As we reported yesterday, some of the biggest names in IT names were on hand to support a legislation from Rep. Rick Boucher unveiled this morning. Boucher vowed to strike out the repressive portions of the DMCA, and "directs the Federal Trade Commission to undertake a rulemaking to assure adequate notice to the public of any lack of functionality which may attend the purchase of copy protected CDs."
Intel, Sun, Gateway and Verizon signed on to support Boucher's proposed Digital Media Consumers’ Rights Act (DMCRA) which complements a similar proposal from San Jose representative Zoe Lofgren, the Digital Choice And Freedom Act Of 2002" (DCFA).
No longer need ETLAs* beginning with a 'D' strike fear into the hearts of honest women and men, and this represents the IT industry's most visible support for digital fair use.
Boucher raised the spectre of pay-per-use libraries in the future if the copyright holders were not checked.

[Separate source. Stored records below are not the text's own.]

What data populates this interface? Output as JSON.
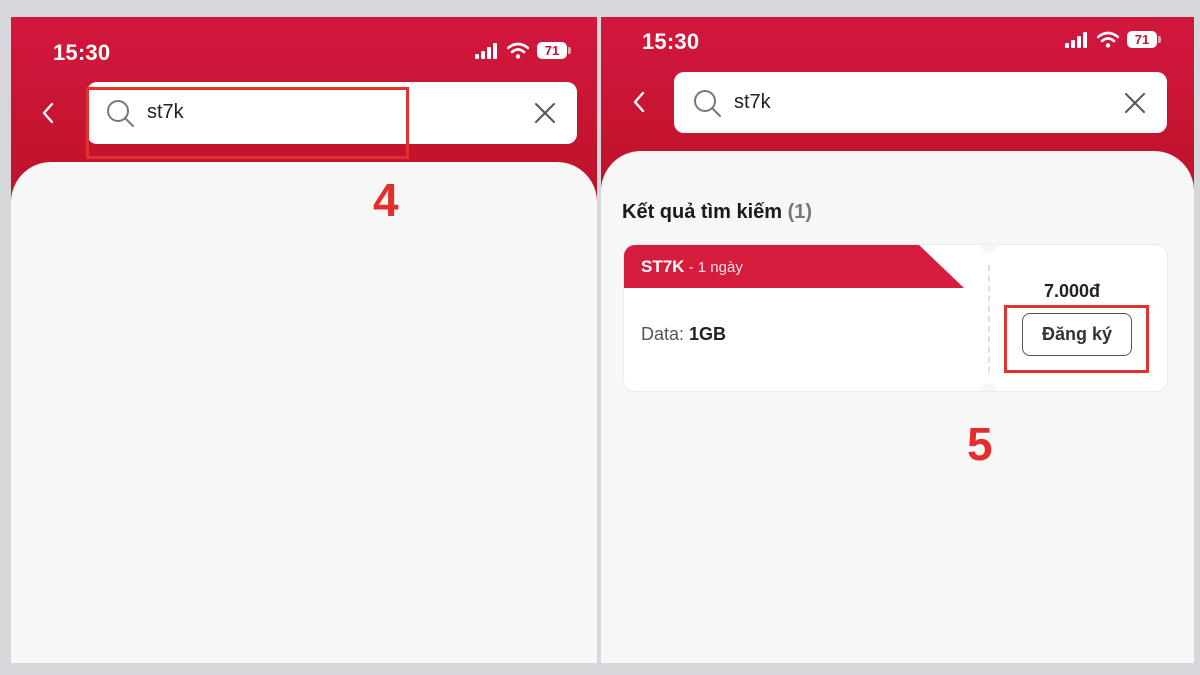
{
  "left_screen": {
    "status": {
      "time": "15:30",
      "battery": "71"
    },
    "search": {
      "value": "st7k"
    },
    "annotation": "4"
  },
  "right_screen": {
    "status": {
      "time": "15:30",
      "battery": "71"
    },
    "search": {
      "value": "st7k"
    },
    "results": {
      "title": "Kết quả tìm kiếm",
      "count": "(1)",
      "items": [
        {
          "code": "ST7K",
          "duration": " - 1 ngày",
          "data_label": "Data:",
          "data_value": "1GB",
          "price": "7.000đ",
          "button_label": "Đăng ký"
        }
      ]
    },
    "annotation": "5"
  },
  "colors": {
    "brand_red": "#c3142f",
    "annotation_red": "#e32f2b",
    "background": "#f7f7f7"
  },
  "icons": [
    "signal-icon",
    "wifi-icon",
    "battery-icon",
    "back-chevron-icon",
    "search-icon",
    "close-icon"
  ]
}
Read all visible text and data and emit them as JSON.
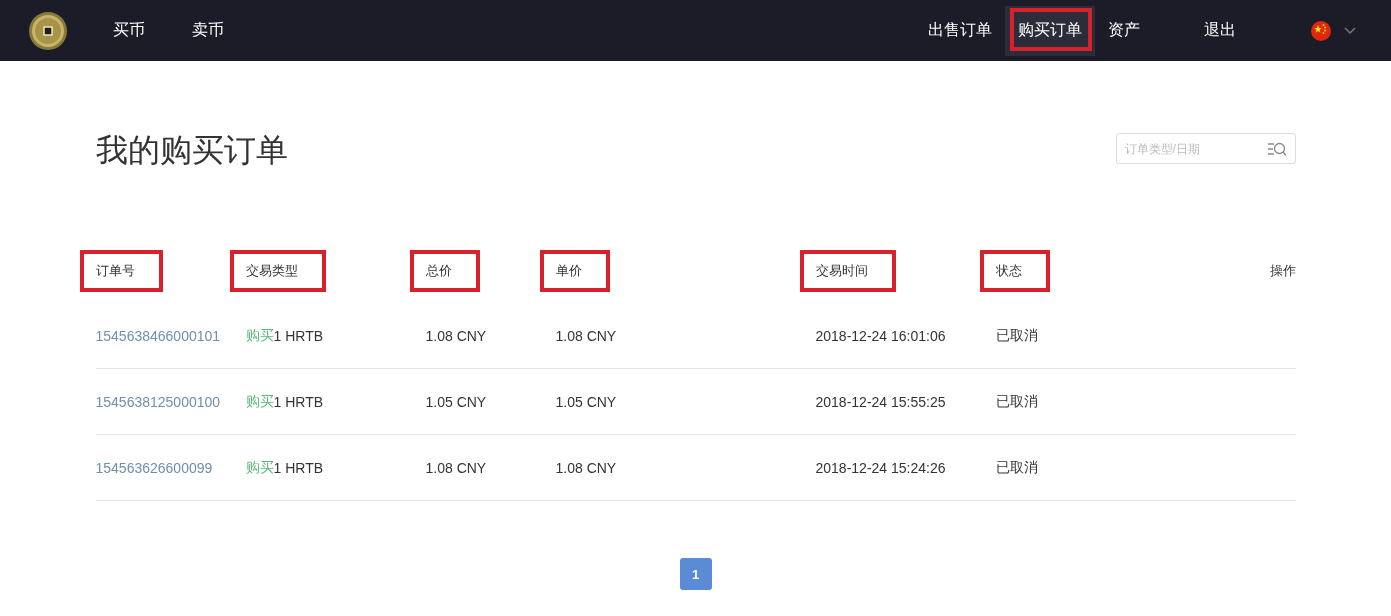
{
  "nav": {
    "left_items": [
      {
        "label": "买币",
        "selected": false,
        "highlighted": false
      },
      {
        "label": "卖币",
        "selected": false,
        "highlighted": false
      }
    ],
    "right_items": [
      {
        "label": "出售订单",
        "selected": false,
        "highlighted": false
      },
      {
        "label": "购买订单",
        "selected": true,
        "highlighted": true
      },
      {
        "label": "资产",
        "selected": false,
        "highlighted": false
      },
      {
        "label": "退出",
        "selected": false,
        "highlighted": false
      }
    ]
  },
  "page_title": "我的购买订单",
  "search": {
    "placeholder": "订单类型/日期"
  },
  "table": {
    "columns": [
      {
        "label": "订单号",
        "highlighted": true
      },
      {
        "label": "交易类型",
        "highlighted": true
      },
      {
        "label": "总价",
        "highlighted": true
      },
      {
        "label": "单价",
        "highlighted": true
      },
      {
        "label": "交易时间",
        "highlighted": true
      },
      {
        "label": "状态",
        "highlighted": true
      },
      {
        "label": "操作",
        "highlighted": false
      }
    ],
    "rows": [
      {
        "order_id": "1545638466000101",
        "trade_type": "购买",
        "quantity": "1 HRTB",
        "total": "1.08 CNY",
        "unit_price": "1.08 CNY",
        "time": "2018-12-24 16:01:06",
        "status": "已取消"
      },
      {
        "order_id": "1545638125000100",
        "trade_type": "购买",
        "quantity": "1 HRTB",
        "total": "1.05 CNY",
        "unit_price": "1.05 CNY",
        "time": "2018-12-24 15:55:25",
        "status": "已取消"
      },
      {
        "order_id": "154563626600099",
        "trade_type": "购买",
        "quantity": "1 HRTB",
        "total": "1.08 CNY",
        "unit_price": "1.08 CNY",
        "time": "2018-12-24 15:24:26",
        "status": "已取消"
      }
    ]
  },
  "pagination": [
    {
      "label": "1",
      "selected": true
    }
  ]
}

"Under the 1998 law, copyright owners now have the power virtually to extinguish the Fair Use doctrine with respect to material delivered in digital format. Even a simple technological protection measure, such as a password, can be placed in front of copyrighted material and a small payment then exacted for every use of the material. Inevitably, more and more copyright owners will use this broad legal power," he said in a press statement.
The DMCA also penalized the disabled, academics and Linux users, he said.
The EFF urged its 7,000 members to support the legislation.
* Nor for that matter, DELTAs or VELTAs.